Truss said talk of whether Ukraine could join the western defensive military alliance of Nato was “not the real issue”.
Her comments came in stark contrast to Boris Johnson, who said on Wednesday morning there was “no way Ukraine is going to join Nato anytime soon”.
The prime minister said he understood “the reality of the position”, speaking during a visit to the Middle East with significant restrictions on access to journalists during which he will push for help to wean the UK and wider west off Russian energy.
It followed the admission by Ukraine’s president, Volodymyr Zelenskiy, about the chance of the country becoming a Nato member. “We will not enter there, and these are truths and must be acknowledged,” he said.

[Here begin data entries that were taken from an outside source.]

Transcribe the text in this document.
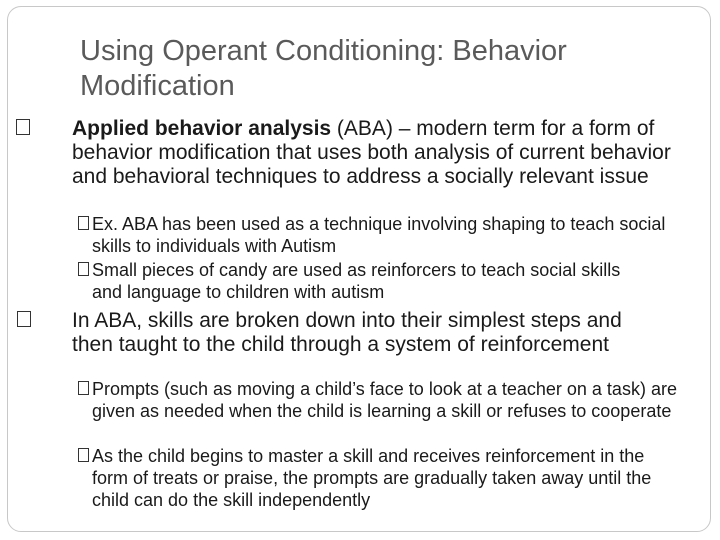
Using Operant Conditioning: Behavior Modification

Applied behavior analysis (ABA) – modern term for a form of behavior modification that uses both analysis of current behavior and behavioral techniques to address a socially relevant issue

Ex. ABA has been used as a technique involving shaping to teach social skills to individuals with Autism

Small pieces of candy are used as reinforcers to teach social skills and language to children with autism

In ABA, skills are broken down into their simplest steps and then taught to the child through a system of reinforcement

Prompts (such as moving a child’s face to look at a teacher on a task) are given as needed when the child is learning a skill or refuses to cooperate

As the child begins to master a skill and receives reinforcement in the form of treats or praise, the prompts are gradually taken away until the child can do the skill independently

The comment was viewed as a crucial concession that could pave the way to a de-escalation of the war.
Truss, meanwhile, said: “It’s a matter for Ukraine whether or not they decide to join Nato and of course, a matter for Nato members. I’ve always thought that that isn’t the real issue, that it is a smokescreen.
“And if you look at all of Putin’s public statements, his Munich security conference speech in 2007, his essay of last year, this is about recreating a greater Russia, and essentially subordinating Ukraine under Russian authority, as well as extending more broadly to other eastern European states.

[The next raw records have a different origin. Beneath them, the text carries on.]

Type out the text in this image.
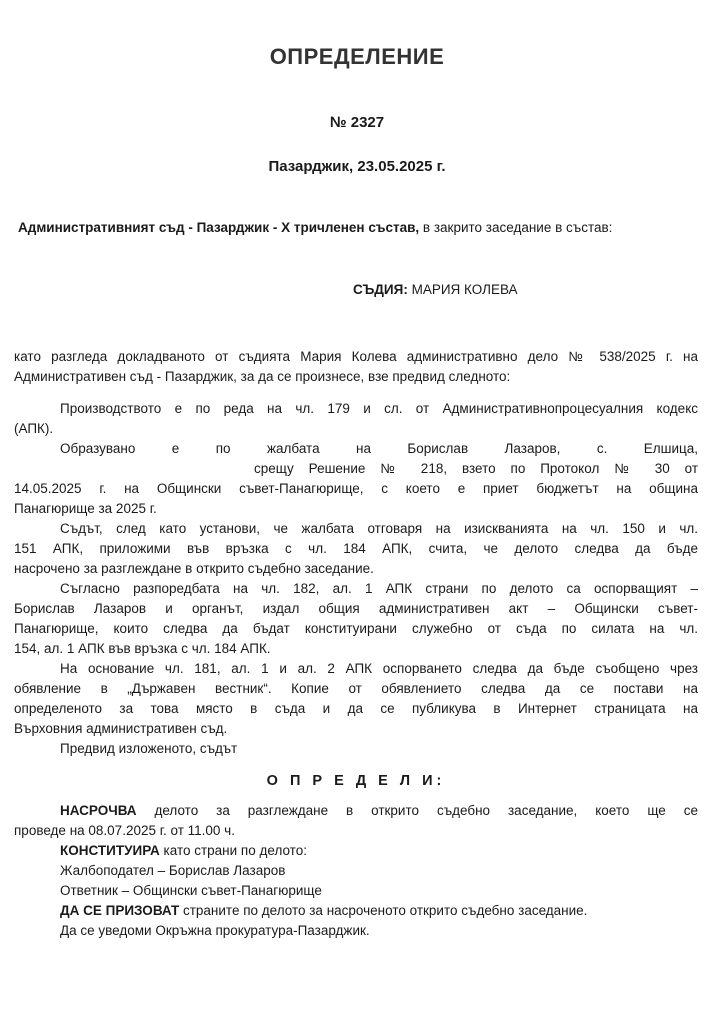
ОПРЕДЕЛЕНИЕ
№ 2327
Пазарджик, 23.05.2025 г.
Административният съд - Пазарджик - X тричленен състав, в закрито заседание в състав:
СЪДИЯ: МАРИЯ КОЛЕВА

като разгледа докладваното от съдията Мария Колева административно дело № 538/2025 г. на
Административен съд - Пазарджик, за да се произнесе, взе предвид следното:

Производството е по реда на чл. 179 и сл. от Административнопроцесуалния кодекс
(АПК).

Образувано е по жалбата на Борислав Лазаров, с. Елшица,
срещу Решение № 218, взето по Протокол № 30 от
14.05.2025 г. на Общински съвет-Панагюрище, с което е приет бюджетът на община
Панагюрище за 2025 г.

Съдът, след като установи, че жалбата отговаря на изискванията на чл. 150 и чл.
151 АПК, приложими във връзка с чл. 184 АПК, счита, че делото следва да бъде
насрочено за разглеждане в открито съдебно заседание.

Съгласно разпоредбата на чл. 182, ал. 1 АПК страни по делото са оспорващият –
Борислав Лазаров и органът, издал общия административен акт – Общински съвет-
Панагюрище, които следва да бъдат конституирани служебно от съда по силата на чл.
154, ал. 1 АПК във връзка с чл. 184 АПК.

На основание чл. 181, ал. 1 и ал. 2 АПК оспорването следва да бъде съобщено чрез
обявление в „Държавен вестник“. Копие от обявлението следва да се постави на
определеното за това място в съда и да се публикува в Интернет страницата на
Върховния административен съд.

Предвид изложеното, съдът

О П Р Е Д Е Л И:

НАСРОЧВА делото за разглеждане в открито съдебно заседание, което ще се
проведе на 08.07.2025 г. от 11.00 ч.

КОНСТИТУИРА като страни по делото:

Жалбоподател – Борислав Лазаров

Ответник – Общински съвет-Панагюрище

ДА СЕ ПРИЗОВАТ страните по делото за насроченото открито съдебно заседание.

Да се уведоми Окръжна прокуратура-Пазарджик.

“This is why it’s so important that we stop Putin in Ukraine, because it isn’t just about Ukraine. It isn’t just about Nato. It is about the desire to recreate the Soviet Union, and he is clearly an extremely dangerous man.”
Pressed on whether it was more important for the UK to sacrifice its moral opposition to the death penalty by seeking the Saudi government’s help after the 2018 murder of journalist Jamal Khashoggi and recent executions of 81 men, Truss said: “I’m not condoning every action by the Saudi government.
“We need to be prepared to work with countries we don’t necessarily agree with because this is a threat to global security in a way that no other country poses that level of threat.”
She added: “This is a serious threat to the global order. It’s an incredibly serious threat to European security. And we cannot afford to simply rule out countries because we don’t like a particular policy.”